The biggest problem actually turns out to be the fact that applescript doesn't really allow for passing parameters into a script so after a while I just gave up on that and just copied one script three times, modifying one line in each. Gaaah!
Another problem is that the script I modified (apple's clipboard to note) saves textfiles encoded as MacRoman and this doesn't seem to like accented characters. Infernäl Mäjesty would show as Infernl Mjesty, which is just plain wrong. Luckily BBEdit came to my resque and now goes through all the created notes files and saves them again as UTF8.
I sometimes wonder where I'd be without BBEdit seeing how much time I spend in it and how much I miss it when at work where I use a PC and don't have access to a powerful texteditor.
Speaking of which: the transition of my newsscript to a blogging system is coming along nicely. I've still got a fair bit to do but most of the hard thinking has been done. I'm also moving more away from tables and more into the wonderful world of CSS to layout elements. Now all I need is for iCab to fully support CSS (sigh).

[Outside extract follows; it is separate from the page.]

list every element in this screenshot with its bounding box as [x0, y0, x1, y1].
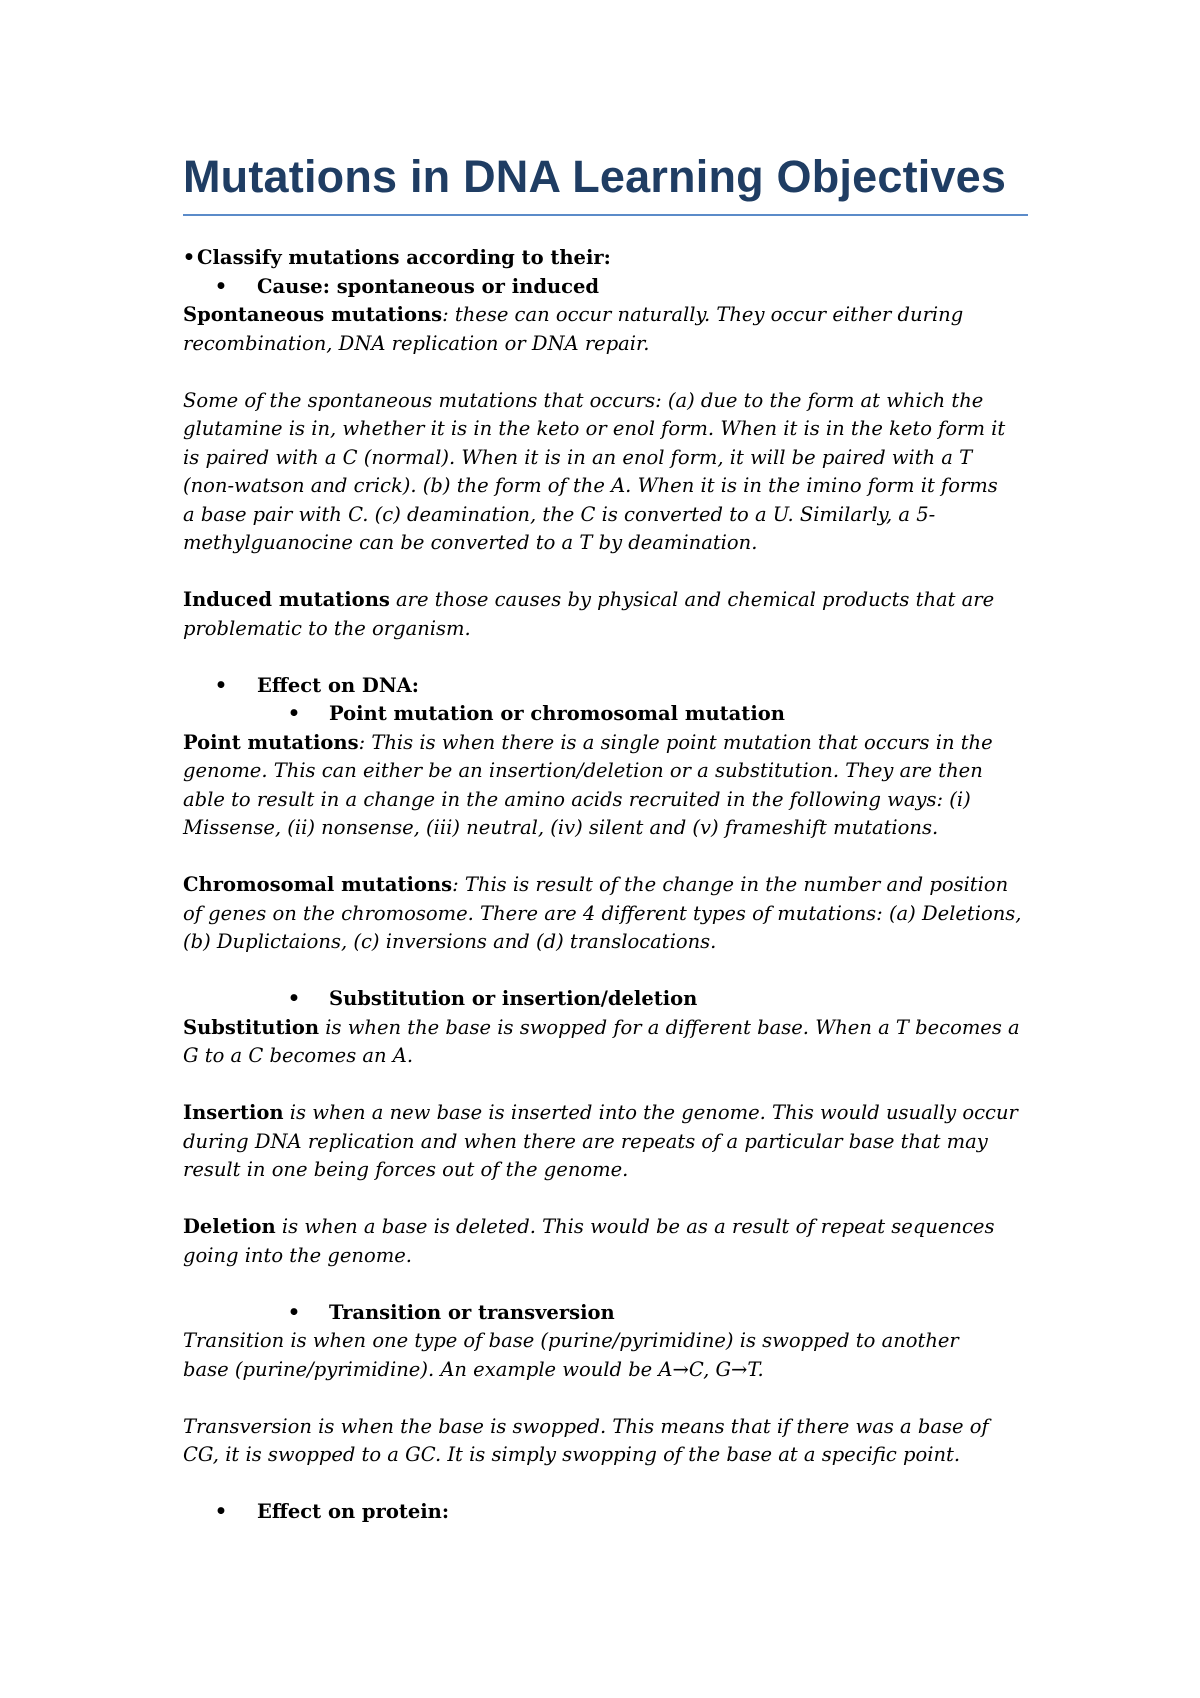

According to the tracking information it is no longer expected to arrive in mid march, but this friday. It's flight was scheduled on march the nineteenth though, so someone at Apple must be a visionary. Could be there's a completely mundane explanation of course but I prefer my own, thanks very much.
On a completely unrelated note I've found that 50% + 50% doesn't always equal 100% in browsers. The problem appears to be that when the total width of two divs next to each other would equal an odd number, the pixel in the middle belongs to no-one, leaving it in a kind of cascading noman's land. Oddly in Safari I can work around this by adding a nonbraking space: , but that doesn't work in other browsers on the mac, add Windows browsers and the situation gets completely out-of hand.
The real issues though are that most people in your company, including or even especially the decision makers, don't understand what you do. Think about that; about 95%+ of the stress in a programmers life is that people don't know what they do, or how they do it.